Variable speed limit: A microscopic analysis in a connected vehicle environment

TLDR: In this paper, a variable speed limit (VSL) control algorithm for simultaneously maximizing the mobility, safety and environmental benefit in a Connected Vehicle environment is presented, where a multi-objective optimization function is formulated with the aim of finding a balanced trade-off among mobility and sustainability.

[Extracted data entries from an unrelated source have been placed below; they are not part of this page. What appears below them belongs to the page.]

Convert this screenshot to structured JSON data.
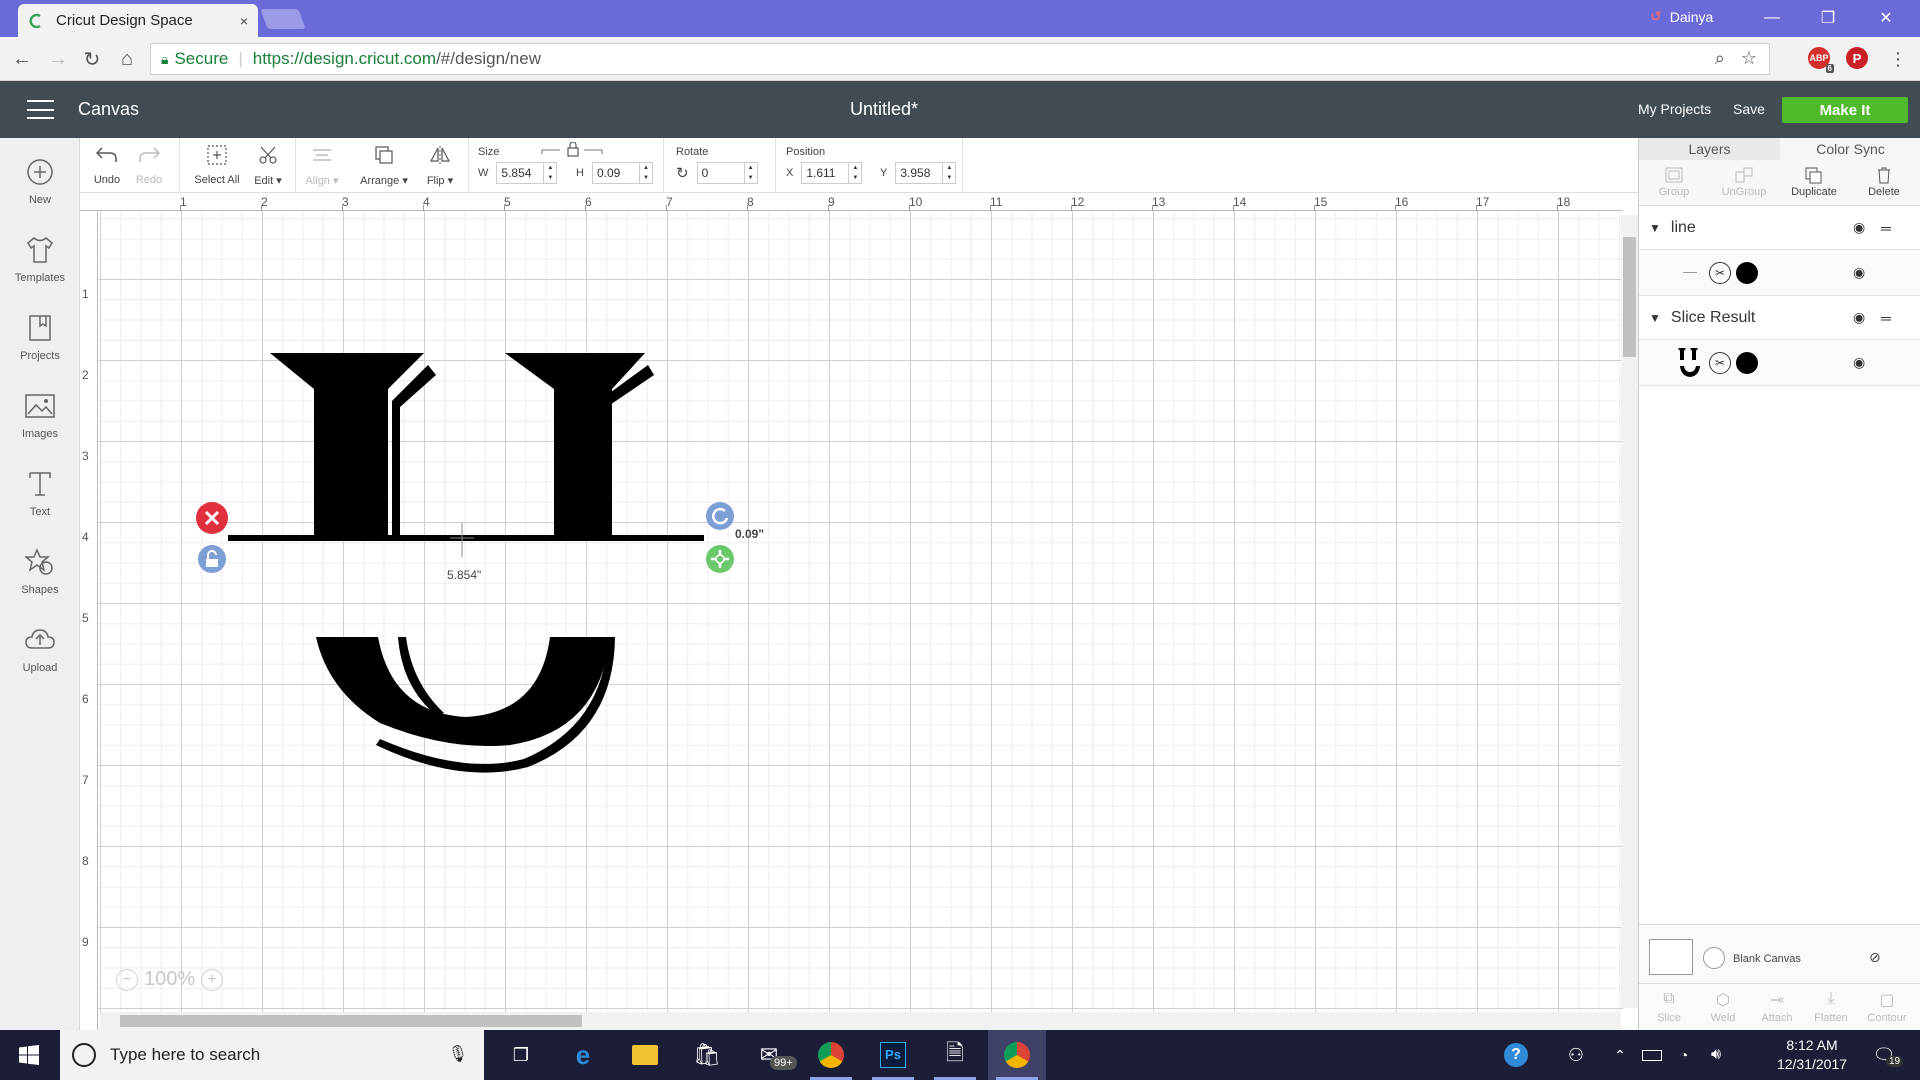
{
  "browser": {
    "tab_title": "Cricut Design Space",
    "close_tab_glyph": "×",
    "user_name": "Dainya",
    "security_label": "Secure",
    "url_host": "https://design.cricut.com",
    "url_path": "/#/design/new",
    "ext_adblock_badge": "6",
    "ext_adblock_label": "ABP",
    "win_min": "—",
    "win_restore": "❐",
    "win_close": "✕"
  },
  "header": {
    "section": "Canvas",
    "doc_title": "Untitled*",
    "my_projects": "My Projects",
    "save": "Save",
    "make_it": "Make It"
  },
  "sidebar": {
    "items": [
      {
        "label": "New",
        "icon": "plus-circle-icon"
      },
      {
        "label": "Templates",
        "icon": "tshirt-icon"
      },
      {
        "label": "Projects",
        "icon": "projects-icon"
      },
      {
        "label": "Images",
        "icon": "image-icon"
      },
      {
        "label": "Text",
        "icon": "text-icon"
      },
      {
        "label": "Shapes",
        "icon": "shapes-icon"
      },
      {
        "label": "Upload",
        "icon": "cloud-upload-icon"
      }
    ]
  },
  "toolbar": {
    "undo": "Undo",
    "redo": "Redo",
    "select_all": "Select All",
    "edit": "Edit",
    "align": "Align",
    "arrange": "Arrange",
    "flip": "Flip",
    "size_label": "Size",
    "w_label": "W",
    "w_value": "5.854",
    "h_label": "H",
    "h_value": "0.09",
    "rotate_label": "Rotate",
    "rotate_value": "0",
    "position_label": "Position",
    "x_label": "X",
    "x_value": "1.611",
    "y_label": "Y",
    "y_value": "3.958"
  },
  "canvas": {
    "ruler_top": [
      "1",
      "2",
      "3",
      "4",
      "5",
      "6",
      "7",
      "8",
      "9",
      "10",
      "11",
      "12",
      "13",
      "14",
      "15",
      "16",
      "17",
      "18"
    ],
    "ruler_left": [
      "1",
      "2",
      "3",
      "4",
      "5",
      "6",
      "7",
      "8",
      "9"
    ],
    "selection_width_label": "5.854\"",
    "selection_height_label": "0.09\"",
    "zoom_level": "100%",
    "zoom_out": "−",
    "zoom_in": "+"
  },
  "layers_panel": {
    "tab_layers": "Layers",
    "tab_color_sync": "Color Sync",
    "tools": {
      "group": "Group",
      "ungroup": "UnGroup",
      "duplicate": "Duplicate",
      "delete": "Delete"
    },
    "layers": [
      {
        "name": "line"
      },
      {
        "name": "Slice Result"
      }
    ],
    "blank_canvas": "Blank Canvas",
    "actions": {
      "slice": "Slice",
      "weld": "Weld",
      "attach": "Attach",
      "flatten": "Flatten",
      "contour": "Contour"
    }
  },
  "taskbar": {
    "search_placeholder": "Type here to search",
    "mail_badge": "99+",
    "time": "8:12 AM",
    "date": "12/31/2017",
    "notification_count": "19",
    "photoshop_label": "Ps"
  },
  "colors": {
    "accent_green": "#4db92b",
    "header_bg": "#414b52",
    "titlebar": "#6b6ad9",
    "delete_handle": "#e0303f",
    "handle_blue": "#7e9fd6",
    "handle_green": "#6bc96b"
  }
}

Abstract: This paper presents a Variable Speed Limit (VSL) control algorithm for simultaneously maximizing the mobility, safety and environmental benefit in a Connected Vehicle environment. Development of Connected Vehicle (CV)/Autonomous Vehicle (AV) technology has the potential to provide essential data at the microscopic level to provide a better understanding of real-time driver behavior. This paper investigated a VSL control algorithm using a microscopic approach by focusing on individual driver’s behavior (e.g., acceleration and deceleration) through the use of Model Predictive Control (MPC) approach. A multi-objective optimization function was formulated with the aim of finding a balanced trade-off among mobility, safety and sustainability. A microscopic traffic flow prediction model was used to calculate Total Travel Time (TTT); a surrogate safety measure Time To Collision (TTC) was used to measure instantaneous safety; and, a microscopic fuel consumption model (VT-Micro) was used to measure the environmental impact. Real-time driver’s compliance to the posted speed limit was used to adjust the optimal speed limit values. A sensitivity analysis was conducted to compare the performance of the developed approach for different weights in the objective function and for two different percentages of CV. The results showed that with 100% penetration rate, the developed VSL approach outperformed the uncontrolled scenario consistently, resulting in up to 20% of total travel time reductions, 6–11% of safety improvements and 5–16% reduction in fuel consumptions. Our findings revealed that the scenario which optimized for safety alone, resulted in more optimum improvements as compared to the multi-criteria optimization. Thus, one can argue that in case of 100% penetration rates of CVs, optimizing for safety alone is enough to achieve simultaneous and optimum improvements in all measures. However, mixed results were obtained in case of lower % penetration rate which showed higher collision risk when optimizing for only mobility or fuel consumption. This indicates that with such % penetration rate, multi-criteria optimization is crucial to realize optimum and balanced benefits for the examined measures.